Os tempos que vivemos são interessantes para um economista. Isto é dito do mesmo modo como um médico poderia dizer que um tumor é algo "interessante". Os acontecimentos de Chipre ensinam lições. Em primeiro lugar deve-se assinalar o descalabro da Europa dos monopólios: O confisco de depósitos bancários é algo mais próprio do Terceiro Mundo do que de um país da União Europeia. Terem eles chegado a medidas deste tipo mostra o desespero em que se encontra o capital monopolista e financeiro europeu. Em segundo lugar, deve-se verificar o fracasso dos seus planos. O endividamento é a forma moderna de submeter à servidão países como Chipre, Grécia, Portugal, etc. O objectivo é transformarem-nos em pasto do capital monopolista e financeiro para o saqueio (através de privatizações selvagens) e da extracção permanente de rendas. Isso fracassou porque não tiveramcash suficiente para cobrir a dívida cipriota. E agora surge a jogada de mestre russa, com a oferta da Gazprom de cobrir a dívida cipriota. Ela é digna dos melhores jogadores de xadrez. A UE queria reservar o saqueio de Chipre só para os monopólios da Europa ocidental – não para os russos. A oferta russa veio estragar-lhes os planos. Bruxelas terá de contorcer-se toda a fim de encontrar uma justificação para a recusa. E já vai dando instruções ao seu preposto local na presidência de Chipre para dizer que prefere uma "solução europeia". Aguardemos os próximos capítulos.

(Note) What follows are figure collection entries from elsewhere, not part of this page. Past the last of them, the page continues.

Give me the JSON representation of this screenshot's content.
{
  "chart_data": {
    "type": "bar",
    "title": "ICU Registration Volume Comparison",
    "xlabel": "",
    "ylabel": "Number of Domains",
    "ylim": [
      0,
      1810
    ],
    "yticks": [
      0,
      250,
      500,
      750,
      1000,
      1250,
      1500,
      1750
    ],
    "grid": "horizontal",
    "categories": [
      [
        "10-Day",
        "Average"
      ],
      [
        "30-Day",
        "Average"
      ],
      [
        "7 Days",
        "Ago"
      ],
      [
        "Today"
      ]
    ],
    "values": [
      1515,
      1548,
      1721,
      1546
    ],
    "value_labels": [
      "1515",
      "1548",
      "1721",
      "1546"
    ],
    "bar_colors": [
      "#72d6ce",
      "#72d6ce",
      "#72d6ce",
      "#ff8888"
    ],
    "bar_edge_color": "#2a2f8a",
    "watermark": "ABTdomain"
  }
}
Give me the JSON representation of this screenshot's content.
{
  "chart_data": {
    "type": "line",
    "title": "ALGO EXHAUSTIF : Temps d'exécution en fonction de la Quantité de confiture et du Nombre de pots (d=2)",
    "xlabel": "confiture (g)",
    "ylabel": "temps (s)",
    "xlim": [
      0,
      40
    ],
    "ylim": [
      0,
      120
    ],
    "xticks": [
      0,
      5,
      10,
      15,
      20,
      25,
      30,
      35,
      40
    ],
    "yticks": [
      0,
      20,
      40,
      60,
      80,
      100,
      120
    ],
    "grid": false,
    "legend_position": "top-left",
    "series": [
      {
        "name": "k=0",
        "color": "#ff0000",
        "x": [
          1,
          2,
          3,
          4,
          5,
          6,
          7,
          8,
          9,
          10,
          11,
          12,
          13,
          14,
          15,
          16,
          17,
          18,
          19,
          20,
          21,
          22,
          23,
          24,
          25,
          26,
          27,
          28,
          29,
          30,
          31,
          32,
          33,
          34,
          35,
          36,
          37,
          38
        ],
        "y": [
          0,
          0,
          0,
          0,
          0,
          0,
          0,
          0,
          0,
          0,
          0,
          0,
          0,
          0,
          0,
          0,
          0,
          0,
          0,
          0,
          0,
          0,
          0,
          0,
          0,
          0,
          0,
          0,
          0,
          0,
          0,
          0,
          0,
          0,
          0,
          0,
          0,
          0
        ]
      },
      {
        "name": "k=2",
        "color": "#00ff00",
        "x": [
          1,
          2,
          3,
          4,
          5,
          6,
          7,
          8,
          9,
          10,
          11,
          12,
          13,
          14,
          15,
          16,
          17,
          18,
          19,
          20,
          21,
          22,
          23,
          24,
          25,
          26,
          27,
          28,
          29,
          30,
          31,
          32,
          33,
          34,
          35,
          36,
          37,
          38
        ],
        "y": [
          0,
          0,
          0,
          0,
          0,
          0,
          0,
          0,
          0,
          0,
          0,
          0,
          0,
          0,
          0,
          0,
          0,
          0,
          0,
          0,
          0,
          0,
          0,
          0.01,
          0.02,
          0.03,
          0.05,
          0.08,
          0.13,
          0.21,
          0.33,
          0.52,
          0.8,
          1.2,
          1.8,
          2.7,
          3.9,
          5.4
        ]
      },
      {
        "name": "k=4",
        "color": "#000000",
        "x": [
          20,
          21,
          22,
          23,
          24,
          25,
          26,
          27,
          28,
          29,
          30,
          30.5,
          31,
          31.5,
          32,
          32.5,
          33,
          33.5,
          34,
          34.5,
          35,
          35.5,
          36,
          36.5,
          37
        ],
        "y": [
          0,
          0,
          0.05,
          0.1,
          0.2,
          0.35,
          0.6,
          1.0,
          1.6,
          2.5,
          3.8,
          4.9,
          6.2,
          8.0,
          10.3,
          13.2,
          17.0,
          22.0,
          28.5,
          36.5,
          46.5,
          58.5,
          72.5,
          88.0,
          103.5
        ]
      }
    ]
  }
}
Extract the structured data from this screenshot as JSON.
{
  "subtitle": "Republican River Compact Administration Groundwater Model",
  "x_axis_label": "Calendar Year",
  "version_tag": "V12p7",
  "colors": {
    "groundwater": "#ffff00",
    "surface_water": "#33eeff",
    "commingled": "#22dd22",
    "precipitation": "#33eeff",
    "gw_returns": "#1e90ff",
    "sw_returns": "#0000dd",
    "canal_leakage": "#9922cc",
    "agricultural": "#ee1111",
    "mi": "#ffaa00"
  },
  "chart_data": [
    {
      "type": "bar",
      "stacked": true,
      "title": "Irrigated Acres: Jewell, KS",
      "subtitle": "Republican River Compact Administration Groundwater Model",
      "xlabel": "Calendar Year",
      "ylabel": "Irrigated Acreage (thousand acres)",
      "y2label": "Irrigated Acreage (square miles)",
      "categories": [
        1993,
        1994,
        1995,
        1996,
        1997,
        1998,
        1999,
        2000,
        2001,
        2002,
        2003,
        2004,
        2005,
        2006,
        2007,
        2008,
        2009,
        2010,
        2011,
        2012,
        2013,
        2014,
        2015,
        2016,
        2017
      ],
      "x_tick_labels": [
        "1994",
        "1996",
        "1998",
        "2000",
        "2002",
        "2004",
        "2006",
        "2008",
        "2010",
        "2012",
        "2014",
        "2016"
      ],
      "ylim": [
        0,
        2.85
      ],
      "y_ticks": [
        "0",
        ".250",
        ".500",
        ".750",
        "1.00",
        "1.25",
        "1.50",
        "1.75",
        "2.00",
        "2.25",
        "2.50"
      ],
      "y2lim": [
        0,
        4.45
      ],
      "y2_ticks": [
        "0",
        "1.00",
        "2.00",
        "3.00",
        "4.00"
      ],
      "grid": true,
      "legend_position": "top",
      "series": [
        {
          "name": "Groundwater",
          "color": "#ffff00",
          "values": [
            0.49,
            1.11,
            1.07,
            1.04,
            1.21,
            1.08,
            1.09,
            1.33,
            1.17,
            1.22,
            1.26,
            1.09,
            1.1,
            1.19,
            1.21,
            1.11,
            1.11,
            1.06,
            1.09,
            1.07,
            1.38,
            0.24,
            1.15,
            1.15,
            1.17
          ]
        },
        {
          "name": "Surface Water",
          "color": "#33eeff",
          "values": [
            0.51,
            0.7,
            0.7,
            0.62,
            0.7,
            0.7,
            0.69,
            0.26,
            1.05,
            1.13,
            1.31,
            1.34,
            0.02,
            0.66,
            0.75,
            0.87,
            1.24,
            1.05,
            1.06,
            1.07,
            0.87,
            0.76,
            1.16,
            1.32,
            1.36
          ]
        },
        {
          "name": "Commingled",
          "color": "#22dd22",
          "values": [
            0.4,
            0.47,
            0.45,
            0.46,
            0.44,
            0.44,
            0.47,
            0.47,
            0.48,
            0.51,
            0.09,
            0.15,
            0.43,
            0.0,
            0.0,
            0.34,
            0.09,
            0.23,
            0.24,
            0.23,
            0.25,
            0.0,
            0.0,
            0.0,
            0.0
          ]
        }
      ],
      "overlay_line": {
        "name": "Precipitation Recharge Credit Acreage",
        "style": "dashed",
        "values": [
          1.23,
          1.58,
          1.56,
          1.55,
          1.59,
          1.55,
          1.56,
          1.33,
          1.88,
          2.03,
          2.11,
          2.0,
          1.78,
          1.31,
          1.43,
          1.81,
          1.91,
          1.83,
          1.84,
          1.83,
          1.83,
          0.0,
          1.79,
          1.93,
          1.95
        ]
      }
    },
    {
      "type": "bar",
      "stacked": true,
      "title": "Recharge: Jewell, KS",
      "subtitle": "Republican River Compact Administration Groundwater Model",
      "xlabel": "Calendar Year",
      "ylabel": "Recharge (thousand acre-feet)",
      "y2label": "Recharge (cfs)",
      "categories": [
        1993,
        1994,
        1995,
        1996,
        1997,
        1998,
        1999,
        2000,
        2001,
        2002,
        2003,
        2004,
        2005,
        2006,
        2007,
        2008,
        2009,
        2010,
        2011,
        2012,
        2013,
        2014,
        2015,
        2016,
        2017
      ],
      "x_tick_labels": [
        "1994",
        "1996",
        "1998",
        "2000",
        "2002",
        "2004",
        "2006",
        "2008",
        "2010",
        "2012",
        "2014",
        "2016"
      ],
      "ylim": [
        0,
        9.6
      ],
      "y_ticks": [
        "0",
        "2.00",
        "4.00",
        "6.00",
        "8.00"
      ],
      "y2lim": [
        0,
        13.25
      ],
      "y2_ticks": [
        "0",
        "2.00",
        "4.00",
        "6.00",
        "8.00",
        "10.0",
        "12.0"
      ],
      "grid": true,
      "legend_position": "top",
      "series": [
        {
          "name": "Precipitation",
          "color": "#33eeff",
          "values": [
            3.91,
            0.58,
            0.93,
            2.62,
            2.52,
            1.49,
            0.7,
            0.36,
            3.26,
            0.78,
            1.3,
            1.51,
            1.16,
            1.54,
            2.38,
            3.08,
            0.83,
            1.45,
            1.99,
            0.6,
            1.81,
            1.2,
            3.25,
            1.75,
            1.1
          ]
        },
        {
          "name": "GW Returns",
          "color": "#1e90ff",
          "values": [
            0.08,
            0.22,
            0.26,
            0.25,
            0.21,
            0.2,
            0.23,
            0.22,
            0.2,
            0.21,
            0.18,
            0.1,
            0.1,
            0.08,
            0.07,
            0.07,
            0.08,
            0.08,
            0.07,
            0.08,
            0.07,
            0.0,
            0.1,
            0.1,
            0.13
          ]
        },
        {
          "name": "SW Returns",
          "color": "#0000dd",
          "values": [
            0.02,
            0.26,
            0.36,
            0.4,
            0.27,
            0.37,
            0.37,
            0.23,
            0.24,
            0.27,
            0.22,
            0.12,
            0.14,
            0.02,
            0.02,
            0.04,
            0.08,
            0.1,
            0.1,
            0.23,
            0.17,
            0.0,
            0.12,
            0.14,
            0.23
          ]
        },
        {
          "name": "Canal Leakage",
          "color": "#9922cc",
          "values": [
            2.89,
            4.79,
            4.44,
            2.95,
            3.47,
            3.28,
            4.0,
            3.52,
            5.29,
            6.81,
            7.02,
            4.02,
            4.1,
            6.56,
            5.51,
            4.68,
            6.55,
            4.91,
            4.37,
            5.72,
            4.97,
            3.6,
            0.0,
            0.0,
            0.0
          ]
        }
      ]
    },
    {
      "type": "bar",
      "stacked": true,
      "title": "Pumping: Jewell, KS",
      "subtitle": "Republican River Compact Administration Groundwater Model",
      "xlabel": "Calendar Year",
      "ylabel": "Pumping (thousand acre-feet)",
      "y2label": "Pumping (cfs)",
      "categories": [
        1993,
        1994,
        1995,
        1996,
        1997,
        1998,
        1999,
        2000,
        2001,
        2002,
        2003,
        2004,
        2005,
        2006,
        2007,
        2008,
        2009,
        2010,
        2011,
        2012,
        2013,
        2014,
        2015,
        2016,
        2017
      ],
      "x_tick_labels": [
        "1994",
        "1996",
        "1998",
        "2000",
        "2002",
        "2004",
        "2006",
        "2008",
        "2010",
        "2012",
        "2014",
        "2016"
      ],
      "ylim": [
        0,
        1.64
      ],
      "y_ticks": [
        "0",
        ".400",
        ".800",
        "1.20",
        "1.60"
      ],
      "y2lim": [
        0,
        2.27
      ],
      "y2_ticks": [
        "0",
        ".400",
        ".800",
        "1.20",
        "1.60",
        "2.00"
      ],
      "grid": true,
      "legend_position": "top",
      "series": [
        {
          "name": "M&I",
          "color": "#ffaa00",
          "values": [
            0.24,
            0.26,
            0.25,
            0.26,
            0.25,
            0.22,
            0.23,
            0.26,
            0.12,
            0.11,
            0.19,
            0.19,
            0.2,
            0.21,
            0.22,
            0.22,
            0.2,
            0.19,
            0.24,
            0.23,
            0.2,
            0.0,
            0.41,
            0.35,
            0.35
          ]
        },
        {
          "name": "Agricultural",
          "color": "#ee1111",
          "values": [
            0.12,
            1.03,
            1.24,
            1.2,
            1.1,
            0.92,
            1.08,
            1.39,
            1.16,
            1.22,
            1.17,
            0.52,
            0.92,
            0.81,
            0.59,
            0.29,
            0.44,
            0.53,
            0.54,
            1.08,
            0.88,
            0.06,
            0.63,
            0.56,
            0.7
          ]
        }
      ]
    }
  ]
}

21/Mar: Os acontecimentos precipitam-se tão rapidamente que mal dá tempo de acompanhá-los. O congelamento dos depósitos bancários ("corralito", como dizem os argentinos) irá prolongar-se até 3a. feira próxima. O ministro das Finanças de Chipre está em Moscovo a negociar – e para lá segue, às pressas, o próprio presidente da Comissão Europeia, sr. Durão Barroso. A sua corrida para Moscovo dá ideia da importância que a UE concede à "ameaça" da oferta russa. Enquanto isso o BCE apresenta um "ultimatum" a Chipre. As pressões intensificam-se. A crise monetária e financeira transforma-se, aparentemente, numa luta por esferas de influência. O caso torna-se cada vez mais interessante (no sentido mencionado acima). Registe-se que o prestígio dos políticos cipriotas aumentou com o seu repúdio ao acordo da Troika. A comparar com o prestígio daqueles políticos portugueses, gregos, irlandeses, espanhóis e italianos que se submeteram e submetêm-se servilmente às imposições da UE, BCE e FMI.
23/Mar: O drama psico-monetário continua. Agora é Medvedev que ameaça despejar as reservas em euros do banco central da Rússia, subtituindo-as por dólares. Se o BC russo se desfizer de apenas metade das suas reservas de euros, isso significará a ruína da moeda única europeia. Um escritor de ficção não conseguiria imaginar uma estória com tanto suspense e tais desenvolvimentos. É assim que Chipre, cujo PIB representa 0,3% do PIB da UE, ameaça fazer ruir o castelo de cartas do sistema bancário europeu.